The 111 Navy is constructed from a hollow one-piece injection molding with a semi-gloss scratch resistant surface. It comes in 6 bold colors including Coca-Cola red, snow, flint gray, grass, persimmon and charcoal. The 111 recycled PET bottles make up about 60% of the chair which is reinforced with glass fiber to achieve the desired structural integrity. Around 300 million recycled Coca-Cola bottles will go into 1 year of production for the chair. This is just a fraction of the bottles Coke produces but regardless is an impressive example of upcycling use for soda bottles.
Coca-cola has long been involved in various large scale projects attempting to reinvest the company and it’s brand in better recycling strategies and awareness amongst consumers. This particular venture is also unique in that it resulted in a product that is not immediately identifiable as being part of the Coca-cola brand. In fact, the designers stayed quite true to the original Emeco chair. Rather than emblazoning the chair with Coke’s strong visual equities, as with other promotional objects, they restrained themselves to including just a small raised bottle detail on the top of the chair back. Other than a familiar color scheme, what’s really left is a nice plastic version of the classic aluminum design, with the balanced visual appeal and heritage of the original Navy chair. What I find most interesting is the way this product ties together two, previously unrelated, classic American design icons of such differing recognition. This may be appealing merely for its irony, but regardless it creates an interesting narrative.

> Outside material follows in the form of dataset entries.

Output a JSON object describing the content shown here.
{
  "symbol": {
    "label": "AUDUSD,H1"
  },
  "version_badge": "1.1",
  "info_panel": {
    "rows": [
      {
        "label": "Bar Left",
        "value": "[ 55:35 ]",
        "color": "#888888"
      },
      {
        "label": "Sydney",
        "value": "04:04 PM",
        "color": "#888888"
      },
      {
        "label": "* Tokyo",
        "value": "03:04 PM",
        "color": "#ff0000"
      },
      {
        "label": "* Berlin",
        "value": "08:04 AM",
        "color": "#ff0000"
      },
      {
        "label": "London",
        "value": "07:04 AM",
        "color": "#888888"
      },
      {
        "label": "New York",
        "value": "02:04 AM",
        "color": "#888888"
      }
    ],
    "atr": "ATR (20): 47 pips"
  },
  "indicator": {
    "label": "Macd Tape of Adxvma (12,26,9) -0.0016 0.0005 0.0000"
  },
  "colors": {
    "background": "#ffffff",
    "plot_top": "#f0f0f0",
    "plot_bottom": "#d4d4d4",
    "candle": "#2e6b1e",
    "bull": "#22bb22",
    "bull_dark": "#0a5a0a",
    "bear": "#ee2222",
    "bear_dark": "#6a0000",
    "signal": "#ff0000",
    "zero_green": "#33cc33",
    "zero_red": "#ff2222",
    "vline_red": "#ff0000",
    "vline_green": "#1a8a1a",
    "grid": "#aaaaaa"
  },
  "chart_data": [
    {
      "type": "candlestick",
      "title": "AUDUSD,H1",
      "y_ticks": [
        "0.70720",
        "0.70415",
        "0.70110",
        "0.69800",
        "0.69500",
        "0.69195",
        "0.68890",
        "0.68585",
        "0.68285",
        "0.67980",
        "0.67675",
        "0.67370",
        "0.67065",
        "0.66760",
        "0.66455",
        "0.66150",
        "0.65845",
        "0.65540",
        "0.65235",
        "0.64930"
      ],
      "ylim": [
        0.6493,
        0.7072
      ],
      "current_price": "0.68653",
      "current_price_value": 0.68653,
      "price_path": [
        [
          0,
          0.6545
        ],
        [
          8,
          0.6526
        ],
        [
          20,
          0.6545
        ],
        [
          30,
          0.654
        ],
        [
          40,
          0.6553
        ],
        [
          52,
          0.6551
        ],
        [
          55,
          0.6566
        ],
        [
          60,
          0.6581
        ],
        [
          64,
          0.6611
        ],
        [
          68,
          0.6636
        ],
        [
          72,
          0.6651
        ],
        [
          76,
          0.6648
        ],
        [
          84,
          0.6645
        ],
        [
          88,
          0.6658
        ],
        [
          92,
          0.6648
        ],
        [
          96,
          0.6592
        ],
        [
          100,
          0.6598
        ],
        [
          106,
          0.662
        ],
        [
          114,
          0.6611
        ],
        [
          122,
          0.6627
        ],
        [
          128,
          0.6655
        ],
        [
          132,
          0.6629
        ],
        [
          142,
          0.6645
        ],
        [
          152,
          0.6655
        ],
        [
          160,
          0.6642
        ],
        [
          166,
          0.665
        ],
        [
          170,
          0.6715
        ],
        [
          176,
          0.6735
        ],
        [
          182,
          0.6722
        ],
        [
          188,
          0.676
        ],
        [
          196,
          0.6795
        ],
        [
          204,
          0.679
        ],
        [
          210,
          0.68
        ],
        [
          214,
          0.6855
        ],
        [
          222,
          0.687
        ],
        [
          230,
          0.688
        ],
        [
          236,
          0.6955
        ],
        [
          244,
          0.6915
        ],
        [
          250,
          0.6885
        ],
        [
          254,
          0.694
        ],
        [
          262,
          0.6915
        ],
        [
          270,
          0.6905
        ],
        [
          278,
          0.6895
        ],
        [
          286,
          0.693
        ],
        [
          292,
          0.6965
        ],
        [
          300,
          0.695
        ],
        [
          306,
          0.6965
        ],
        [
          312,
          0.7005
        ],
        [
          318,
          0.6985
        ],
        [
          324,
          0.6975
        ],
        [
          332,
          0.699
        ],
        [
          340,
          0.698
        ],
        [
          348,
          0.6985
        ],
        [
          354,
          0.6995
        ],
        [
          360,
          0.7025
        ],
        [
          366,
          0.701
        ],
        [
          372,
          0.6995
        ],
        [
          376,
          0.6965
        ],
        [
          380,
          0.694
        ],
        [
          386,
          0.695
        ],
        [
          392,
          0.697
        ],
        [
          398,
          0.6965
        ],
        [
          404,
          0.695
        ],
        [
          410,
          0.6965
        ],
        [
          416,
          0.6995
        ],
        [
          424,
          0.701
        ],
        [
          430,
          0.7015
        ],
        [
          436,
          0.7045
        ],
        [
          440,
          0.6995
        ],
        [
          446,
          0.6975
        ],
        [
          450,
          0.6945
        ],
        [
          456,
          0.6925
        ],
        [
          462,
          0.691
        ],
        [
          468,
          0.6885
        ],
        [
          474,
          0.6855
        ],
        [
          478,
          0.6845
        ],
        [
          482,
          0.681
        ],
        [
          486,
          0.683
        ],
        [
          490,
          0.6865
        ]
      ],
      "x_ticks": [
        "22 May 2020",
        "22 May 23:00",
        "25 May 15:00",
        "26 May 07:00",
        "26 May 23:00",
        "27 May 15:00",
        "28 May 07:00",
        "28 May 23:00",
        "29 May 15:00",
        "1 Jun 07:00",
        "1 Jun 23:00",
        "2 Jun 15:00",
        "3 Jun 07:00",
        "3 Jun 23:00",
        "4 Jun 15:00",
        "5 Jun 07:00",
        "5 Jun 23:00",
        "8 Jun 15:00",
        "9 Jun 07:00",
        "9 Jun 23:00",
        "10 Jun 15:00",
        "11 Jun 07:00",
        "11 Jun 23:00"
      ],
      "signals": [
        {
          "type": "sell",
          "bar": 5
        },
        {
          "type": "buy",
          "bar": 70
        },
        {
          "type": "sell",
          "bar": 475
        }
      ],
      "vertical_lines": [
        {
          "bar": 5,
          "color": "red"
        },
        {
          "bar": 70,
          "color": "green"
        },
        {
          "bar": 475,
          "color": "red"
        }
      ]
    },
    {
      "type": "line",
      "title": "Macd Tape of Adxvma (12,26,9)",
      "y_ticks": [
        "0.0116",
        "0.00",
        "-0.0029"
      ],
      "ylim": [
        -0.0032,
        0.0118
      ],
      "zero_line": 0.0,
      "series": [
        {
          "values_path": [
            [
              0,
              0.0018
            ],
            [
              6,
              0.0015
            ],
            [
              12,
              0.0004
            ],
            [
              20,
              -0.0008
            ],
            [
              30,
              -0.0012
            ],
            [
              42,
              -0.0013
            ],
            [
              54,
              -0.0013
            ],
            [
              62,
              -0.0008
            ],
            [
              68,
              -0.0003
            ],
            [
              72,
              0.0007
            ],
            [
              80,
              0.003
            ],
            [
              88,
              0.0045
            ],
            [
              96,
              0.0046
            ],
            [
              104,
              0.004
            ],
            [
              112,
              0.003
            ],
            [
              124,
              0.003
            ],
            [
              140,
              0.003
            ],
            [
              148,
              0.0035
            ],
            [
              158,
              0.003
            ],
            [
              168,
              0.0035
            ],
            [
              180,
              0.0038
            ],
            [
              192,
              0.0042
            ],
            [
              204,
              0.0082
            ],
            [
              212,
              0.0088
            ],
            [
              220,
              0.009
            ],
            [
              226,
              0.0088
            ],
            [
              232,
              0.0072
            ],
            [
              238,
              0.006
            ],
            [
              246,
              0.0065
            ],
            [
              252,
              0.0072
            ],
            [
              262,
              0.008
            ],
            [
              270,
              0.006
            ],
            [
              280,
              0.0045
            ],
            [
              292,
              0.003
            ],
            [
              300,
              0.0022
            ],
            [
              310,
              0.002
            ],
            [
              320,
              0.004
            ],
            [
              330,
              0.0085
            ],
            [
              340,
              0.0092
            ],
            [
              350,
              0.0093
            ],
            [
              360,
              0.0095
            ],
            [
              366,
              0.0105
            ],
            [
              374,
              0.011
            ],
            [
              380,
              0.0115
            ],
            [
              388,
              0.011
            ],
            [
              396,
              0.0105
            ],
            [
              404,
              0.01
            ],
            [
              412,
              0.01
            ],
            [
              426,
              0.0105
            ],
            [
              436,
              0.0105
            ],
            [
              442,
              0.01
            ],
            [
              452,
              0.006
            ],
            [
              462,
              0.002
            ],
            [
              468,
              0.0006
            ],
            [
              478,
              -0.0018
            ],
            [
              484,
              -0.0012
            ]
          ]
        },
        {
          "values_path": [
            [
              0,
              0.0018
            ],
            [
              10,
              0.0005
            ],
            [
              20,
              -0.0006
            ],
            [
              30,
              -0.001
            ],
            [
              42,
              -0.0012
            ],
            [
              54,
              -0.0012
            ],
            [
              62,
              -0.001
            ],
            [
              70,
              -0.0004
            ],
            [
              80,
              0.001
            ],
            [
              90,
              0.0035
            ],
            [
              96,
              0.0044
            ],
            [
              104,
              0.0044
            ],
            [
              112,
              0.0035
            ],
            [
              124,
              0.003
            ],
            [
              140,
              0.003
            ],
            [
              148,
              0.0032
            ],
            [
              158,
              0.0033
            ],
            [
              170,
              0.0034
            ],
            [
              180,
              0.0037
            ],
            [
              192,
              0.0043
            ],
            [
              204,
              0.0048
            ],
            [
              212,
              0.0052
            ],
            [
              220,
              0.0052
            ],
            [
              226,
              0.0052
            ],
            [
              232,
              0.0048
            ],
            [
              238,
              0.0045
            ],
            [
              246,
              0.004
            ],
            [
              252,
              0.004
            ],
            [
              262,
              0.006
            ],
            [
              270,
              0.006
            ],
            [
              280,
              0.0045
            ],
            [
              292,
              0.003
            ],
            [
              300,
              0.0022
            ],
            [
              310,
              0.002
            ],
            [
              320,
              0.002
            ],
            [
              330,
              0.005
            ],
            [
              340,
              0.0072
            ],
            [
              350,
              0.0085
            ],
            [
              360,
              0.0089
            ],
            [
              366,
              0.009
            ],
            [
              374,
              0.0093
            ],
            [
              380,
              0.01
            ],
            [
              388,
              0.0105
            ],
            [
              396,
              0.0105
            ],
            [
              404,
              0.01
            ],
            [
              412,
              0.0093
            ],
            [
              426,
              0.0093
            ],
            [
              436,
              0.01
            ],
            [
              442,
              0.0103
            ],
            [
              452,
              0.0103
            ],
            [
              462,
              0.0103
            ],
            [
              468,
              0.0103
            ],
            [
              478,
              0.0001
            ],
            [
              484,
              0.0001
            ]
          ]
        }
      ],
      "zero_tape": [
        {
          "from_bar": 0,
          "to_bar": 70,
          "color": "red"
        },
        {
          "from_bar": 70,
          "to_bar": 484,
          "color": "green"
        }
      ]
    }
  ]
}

Recycling, and more specifically upcycling remains a challenging proposition to most companies. The crux of the problem is that the business and infrastructure for collecting usable waste materials like plastic bottles remains fragmented and under-serving to the volume created. This is compounded by the fact that a growing global economy insures that inexpensive raw materials are always available. Certain materials may have great potential for becoming more widely used manufacturing stocks, but there must be a greater effort to consolidate the collection, cleaning, and processing of such materials before the demand for producing mass market products can be met. It will be expensive to implement, but has long term advantage to whomever captures ‘the stream’. Coke just took one step closer.